Seventeen record labels have joined together to sue internet service provider RCN Corporation alleging the company facilitated, allowed and profited from widespread copyright infringement of music on its platform.
Universal Music Group, Sony Music Group and Warner Music Group along with 14 other record companies filed a federal lawsuit Aug. 27 in New Jersey against RCN accusing it of enabling massive copyright infringement of sound recordings and reaping “substantial profits” from the infringement. The information regarding the infringements was collected from notices sent by Rightscorp Inc., which notified RCN of specific instances of “first-time and repeat copyright infringement by RNC’s account holders,” according to the complaint.

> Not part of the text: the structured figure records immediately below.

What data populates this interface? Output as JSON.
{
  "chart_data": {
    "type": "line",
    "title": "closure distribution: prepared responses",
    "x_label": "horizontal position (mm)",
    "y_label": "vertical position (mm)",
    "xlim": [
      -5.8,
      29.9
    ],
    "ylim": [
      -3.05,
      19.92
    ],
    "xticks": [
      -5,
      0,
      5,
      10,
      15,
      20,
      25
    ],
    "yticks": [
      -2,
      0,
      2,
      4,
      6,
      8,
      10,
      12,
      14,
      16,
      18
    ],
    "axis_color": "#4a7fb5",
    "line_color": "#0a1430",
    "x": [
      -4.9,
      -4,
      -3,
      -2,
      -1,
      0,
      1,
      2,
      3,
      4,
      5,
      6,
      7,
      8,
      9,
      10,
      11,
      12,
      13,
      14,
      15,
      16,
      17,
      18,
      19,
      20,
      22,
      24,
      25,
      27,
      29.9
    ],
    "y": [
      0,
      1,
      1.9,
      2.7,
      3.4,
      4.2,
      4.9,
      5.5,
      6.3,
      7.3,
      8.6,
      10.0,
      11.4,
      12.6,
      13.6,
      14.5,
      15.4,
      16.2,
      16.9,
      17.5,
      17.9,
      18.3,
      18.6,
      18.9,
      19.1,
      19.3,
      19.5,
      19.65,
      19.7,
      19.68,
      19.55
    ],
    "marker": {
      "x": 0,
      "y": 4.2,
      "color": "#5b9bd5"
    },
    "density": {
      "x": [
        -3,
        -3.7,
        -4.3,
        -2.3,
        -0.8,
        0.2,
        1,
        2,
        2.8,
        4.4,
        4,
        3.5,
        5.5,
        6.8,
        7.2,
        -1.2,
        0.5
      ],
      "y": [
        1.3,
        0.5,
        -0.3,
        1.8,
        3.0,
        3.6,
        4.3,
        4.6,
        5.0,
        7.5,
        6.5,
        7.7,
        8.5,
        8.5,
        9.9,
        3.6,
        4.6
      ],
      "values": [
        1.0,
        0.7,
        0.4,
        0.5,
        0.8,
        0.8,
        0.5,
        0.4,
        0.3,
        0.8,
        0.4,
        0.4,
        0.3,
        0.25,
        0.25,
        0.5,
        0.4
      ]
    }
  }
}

Rightscorp technology is able to identify actual copyright infringements on the internet by IP address, port number, time and date, the lawsuit states.
“This is a case about a leading internet service provider knowingly enabling its customers’ massive online infringement of sound recordings,” reads the first line of the 28 page lawsuit.
The plaintiffs contend that Rightscorp evidence has already been successfully used against another internet service provider, Cox Communications, in a similar but unrelated lawsuit. Many of these same record companies have also filed suit against Grande Communications Network LLC — a sister company of RCN — in Texas federal district court for secondary copyright infringement.
In this current lawsuit, the labels claim RCN could have easily stopped the customers from illegal infringement by terminating their accounts, but instead took no “meaningful action to curb this ongoing theft.” The lawsuit states that RCN earned a direct financial benefit and that failure of RCN to police their clients' internet usage was also a draw to encourage new customers to sign up for service, knowing they could “engage in online infringement.”
“Defendants have received more than five million notices that RCN’s customers were using RCN’s internet services to engage in infringement of copyrighted works including tens of thousands of blatant infringements by repeat infringers,” according to the complaint.
The lawsuit states the infringement occurred through BitTorrent networks that “allows large files, such as entire catalogs of recordings, to be transferred quickly and efficiently, all for free and without authorization from the owner of that content.” Songs shared include Alicia Keys' “Cage Bird,” Backstreet Boys' “I Want It That Way,” The Police's “Every Breath You Take” and The Weeknd’s “Prisoner.”
“For many of RCN’s subscribers, the ability to use the RCN’s network to download music and other copyright content — including unauthorized content — as efficiently as possible is a primary motivation for subscribing to RCN’s service,” states the lawsuit.
The labels are seeking up to $150,000 in statutory damages for each infringed work. RNC Corp. did not responded to Billboard’s request for comment.